Rats with unilateral 6-hydroxydopamine injections along the mesotelencephalic dopaminergic projection showed a profound impairment in localizing somatosensory stimuli on the contralateral body surface at 3 days postoperatively. Approximately one-half of the affected animals recovered the ability to localize tactile stimuli during 6 weeks postoperatively, whereas the remainder did not. When it occurred, the recovery of sensorimotor function began between the third and fifth day postoperatively and plateaued between days 14 and 21. Unilateral damage to these dopaminergic neurons resulted in hemispheric asymmetries of [ 14C]2-deoxyglucose incorporation at 3 days postoperatively. For structures that normally receive a dopaminergic innervation (e.g., neostriatum, nucleus accumbens septi, olfactory tubercle) the autoradiographic density of the injured side was decreased relative to the intact hemisphere. For structures that receive striatal inputs (globus pallidus, entopeduncular nucleus, substantia nigra pars reticulata), the autoradiographic density was increased on the side of the injury. This pattern of altered [ 14C]2-deoxyglucose incorporation was still present at 6 weeks postoperatively in animals that showed no recovery of somatosensory localization during that time.
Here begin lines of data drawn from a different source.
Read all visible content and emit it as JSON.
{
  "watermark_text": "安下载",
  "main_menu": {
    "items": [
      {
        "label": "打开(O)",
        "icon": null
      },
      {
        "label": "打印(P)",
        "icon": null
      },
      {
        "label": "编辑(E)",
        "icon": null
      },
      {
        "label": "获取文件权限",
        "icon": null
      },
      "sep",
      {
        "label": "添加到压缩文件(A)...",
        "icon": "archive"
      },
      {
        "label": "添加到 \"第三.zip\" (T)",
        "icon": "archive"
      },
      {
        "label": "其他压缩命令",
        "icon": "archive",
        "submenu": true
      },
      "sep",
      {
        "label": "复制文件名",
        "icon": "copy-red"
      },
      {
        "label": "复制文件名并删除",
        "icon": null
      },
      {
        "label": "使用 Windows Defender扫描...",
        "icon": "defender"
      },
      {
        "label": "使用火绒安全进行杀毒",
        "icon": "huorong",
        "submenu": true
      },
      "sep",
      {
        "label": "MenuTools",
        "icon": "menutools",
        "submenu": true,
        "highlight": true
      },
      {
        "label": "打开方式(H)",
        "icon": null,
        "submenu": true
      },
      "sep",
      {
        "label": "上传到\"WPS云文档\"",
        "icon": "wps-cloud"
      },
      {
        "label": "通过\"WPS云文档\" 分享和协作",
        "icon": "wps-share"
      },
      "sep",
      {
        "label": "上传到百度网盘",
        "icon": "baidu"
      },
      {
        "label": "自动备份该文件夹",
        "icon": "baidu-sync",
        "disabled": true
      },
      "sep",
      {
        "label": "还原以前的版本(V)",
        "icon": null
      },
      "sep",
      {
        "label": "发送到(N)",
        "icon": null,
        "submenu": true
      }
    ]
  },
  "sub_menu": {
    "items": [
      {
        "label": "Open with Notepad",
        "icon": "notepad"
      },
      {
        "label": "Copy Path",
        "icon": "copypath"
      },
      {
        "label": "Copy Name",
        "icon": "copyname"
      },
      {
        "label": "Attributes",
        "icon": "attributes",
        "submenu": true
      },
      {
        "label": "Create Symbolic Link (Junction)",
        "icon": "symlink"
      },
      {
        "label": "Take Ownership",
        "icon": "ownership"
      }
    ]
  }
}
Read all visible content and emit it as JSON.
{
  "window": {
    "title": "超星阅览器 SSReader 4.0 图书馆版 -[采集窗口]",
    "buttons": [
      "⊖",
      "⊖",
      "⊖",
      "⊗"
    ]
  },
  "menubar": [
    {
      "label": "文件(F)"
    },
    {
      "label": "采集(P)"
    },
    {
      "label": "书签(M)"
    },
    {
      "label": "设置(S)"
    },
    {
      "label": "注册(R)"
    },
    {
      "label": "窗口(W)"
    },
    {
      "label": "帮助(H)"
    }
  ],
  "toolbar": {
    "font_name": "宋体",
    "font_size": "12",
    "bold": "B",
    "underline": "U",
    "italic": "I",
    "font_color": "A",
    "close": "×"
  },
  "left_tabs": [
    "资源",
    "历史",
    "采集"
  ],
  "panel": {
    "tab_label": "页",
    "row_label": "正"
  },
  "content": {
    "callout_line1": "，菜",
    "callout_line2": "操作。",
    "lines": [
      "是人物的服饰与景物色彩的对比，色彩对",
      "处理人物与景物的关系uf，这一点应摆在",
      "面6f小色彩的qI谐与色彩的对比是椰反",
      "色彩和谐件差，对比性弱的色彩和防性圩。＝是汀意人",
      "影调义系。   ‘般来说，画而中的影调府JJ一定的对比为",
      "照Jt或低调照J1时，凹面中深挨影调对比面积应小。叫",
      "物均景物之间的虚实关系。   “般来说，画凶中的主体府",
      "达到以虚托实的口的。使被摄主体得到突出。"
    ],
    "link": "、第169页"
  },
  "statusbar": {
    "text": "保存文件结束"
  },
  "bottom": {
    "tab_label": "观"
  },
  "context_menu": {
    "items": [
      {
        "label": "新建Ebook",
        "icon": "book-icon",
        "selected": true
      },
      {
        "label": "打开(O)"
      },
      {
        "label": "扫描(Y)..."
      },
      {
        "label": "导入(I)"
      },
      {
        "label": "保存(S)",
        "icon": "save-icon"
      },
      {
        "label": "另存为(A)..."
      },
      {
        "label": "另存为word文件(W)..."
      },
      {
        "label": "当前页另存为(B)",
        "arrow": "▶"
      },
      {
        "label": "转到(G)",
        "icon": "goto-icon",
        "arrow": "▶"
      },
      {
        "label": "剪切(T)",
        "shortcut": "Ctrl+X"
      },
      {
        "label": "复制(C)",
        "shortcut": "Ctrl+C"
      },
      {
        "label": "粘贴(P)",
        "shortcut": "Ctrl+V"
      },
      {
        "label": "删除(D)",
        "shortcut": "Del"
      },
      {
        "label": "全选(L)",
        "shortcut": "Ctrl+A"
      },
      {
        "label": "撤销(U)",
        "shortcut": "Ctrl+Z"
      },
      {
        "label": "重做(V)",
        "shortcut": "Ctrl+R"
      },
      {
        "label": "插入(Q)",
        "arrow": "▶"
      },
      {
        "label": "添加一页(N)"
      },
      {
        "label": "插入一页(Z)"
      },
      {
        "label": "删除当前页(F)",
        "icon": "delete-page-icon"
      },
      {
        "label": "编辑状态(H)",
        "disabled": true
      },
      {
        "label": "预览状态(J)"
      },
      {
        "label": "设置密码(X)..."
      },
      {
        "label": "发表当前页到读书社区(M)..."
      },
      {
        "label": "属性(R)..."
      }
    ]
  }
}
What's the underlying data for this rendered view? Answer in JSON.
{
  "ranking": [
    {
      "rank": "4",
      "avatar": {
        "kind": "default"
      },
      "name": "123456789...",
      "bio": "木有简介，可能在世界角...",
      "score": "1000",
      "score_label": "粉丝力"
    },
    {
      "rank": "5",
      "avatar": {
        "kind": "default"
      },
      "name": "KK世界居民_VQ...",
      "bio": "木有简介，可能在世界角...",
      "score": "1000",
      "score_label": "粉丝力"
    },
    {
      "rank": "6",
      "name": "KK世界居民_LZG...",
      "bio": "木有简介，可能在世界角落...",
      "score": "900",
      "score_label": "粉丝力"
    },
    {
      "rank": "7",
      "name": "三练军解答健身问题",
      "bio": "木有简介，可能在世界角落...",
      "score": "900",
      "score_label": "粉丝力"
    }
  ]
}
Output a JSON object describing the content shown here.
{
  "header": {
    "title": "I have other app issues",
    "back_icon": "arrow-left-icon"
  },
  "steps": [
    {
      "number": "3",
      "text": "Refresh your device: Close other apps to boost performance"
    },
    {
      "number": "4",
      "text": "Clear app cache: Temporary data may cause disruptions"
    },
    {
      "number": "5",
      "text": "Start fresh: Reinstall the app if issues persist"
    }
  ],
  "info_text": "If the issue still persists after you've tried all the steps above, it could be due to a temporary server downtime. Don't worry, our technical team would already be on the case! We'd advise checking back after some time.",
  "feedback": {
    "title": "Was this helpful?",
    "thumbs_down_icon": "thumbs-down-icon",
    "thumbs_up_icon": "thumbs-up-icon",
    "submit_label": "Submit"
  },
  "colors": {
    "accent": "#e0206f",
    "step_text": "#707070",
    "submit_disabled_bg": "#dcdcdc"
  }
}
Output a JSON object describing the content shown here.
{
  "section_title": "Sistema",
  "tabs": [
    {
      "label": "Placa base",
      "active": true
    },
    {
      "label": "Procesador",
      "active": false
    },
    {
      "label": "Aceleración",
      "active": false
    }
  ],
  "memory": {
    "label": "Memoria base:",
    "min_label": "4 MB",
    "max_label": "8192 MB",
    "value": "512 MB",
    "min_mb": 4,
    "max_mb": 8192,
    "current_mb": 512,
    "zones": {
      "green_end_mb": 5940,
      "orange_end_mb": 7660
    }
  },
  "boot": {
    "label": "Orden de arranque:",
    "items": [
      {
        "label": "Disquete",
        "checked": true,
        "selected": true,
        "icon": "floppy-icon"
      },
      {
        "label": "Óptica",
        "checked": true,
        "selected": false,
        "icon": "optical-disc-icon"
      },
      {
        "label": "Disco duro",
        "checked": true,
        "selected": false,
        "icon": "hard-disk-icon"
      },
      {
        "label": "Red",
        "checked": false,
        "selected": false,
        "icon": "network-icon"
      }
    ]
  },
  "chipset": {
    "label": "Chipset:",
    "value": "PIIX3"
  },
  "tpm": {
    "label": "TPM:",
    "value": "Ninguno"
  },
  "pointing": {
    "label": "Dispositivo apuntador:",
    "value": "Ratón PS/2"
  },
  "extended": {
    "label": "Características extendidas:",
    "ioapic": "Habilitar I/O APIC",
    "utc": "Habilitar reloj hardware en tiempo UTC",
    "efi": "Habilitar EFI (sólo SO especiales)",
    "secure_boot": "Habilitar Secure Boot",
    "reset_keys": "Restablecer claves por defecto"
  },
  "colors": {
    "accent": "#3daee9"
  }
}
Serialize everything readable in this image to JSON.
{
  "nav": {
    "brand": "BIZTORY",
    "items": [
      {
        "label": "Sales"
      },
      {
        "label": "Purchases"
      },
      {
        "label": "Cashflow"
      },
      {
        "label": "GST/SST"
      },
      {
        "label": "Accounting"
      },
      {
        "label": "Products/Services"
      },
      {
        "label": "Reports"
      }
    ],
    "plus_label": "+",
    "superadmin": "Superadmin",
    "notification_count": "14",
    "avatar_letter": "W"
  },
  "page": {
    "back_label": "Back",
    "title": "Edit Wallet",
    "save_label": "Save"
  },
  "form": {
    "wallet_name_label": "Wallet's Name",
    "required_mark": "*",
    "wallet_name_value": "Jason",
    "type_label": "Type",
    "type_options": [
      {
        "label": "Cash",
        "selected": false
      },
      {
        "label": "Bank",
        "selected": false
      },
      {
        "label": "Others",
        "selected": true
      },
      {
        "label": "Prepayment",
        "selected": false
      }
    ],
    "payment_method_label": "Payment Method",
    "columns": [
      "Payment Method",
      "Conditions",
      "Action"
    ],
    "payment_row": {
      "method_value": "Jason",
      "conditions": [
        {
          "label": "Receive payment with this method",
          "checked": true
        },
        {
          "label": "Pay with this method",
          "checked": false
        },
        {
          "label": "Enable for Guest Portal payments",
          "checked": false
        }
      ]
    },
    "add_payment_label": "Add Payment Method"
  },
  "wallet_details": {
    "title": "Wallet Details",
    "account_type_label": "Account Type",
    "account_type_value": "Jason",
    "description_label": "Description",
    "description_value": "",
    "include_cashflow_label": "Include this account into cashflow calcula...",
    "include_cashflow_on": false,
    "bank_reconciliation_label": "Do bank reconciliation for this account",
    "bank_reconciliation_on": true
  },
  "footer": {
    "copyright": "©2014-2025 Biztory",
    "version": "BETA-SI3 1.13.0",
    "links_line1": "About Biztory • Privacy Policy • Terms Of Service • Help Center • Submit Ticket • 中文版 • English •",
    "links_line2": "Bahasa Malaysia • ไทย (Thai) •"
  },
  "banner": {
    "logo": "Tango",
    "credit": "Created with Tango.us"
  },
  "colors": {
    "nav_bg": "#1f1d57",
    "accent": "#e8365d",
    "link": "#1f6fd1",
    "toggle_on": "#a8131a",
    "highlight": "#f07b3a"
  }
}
In contrast, rats that did recover showed no hemispheric asymmetries within the anterior neostriatum, globus pallidus, or substantia nigra pars reticulata at 6 weeks postoperatively, and the time course of normalization of metabolic activity in these structures was similar to that for behavioral restoration. These results directly demonstrate the importance of the neostriatum and particular structures efferent to it in the recovery of sensorimotor functions after striatal dopamine depletion. The types of neuronal plasticity within this basal ganglia circuitry responsible for the normalization of [ 14C]2-deoxyglucose incorporation and behavior are discussed.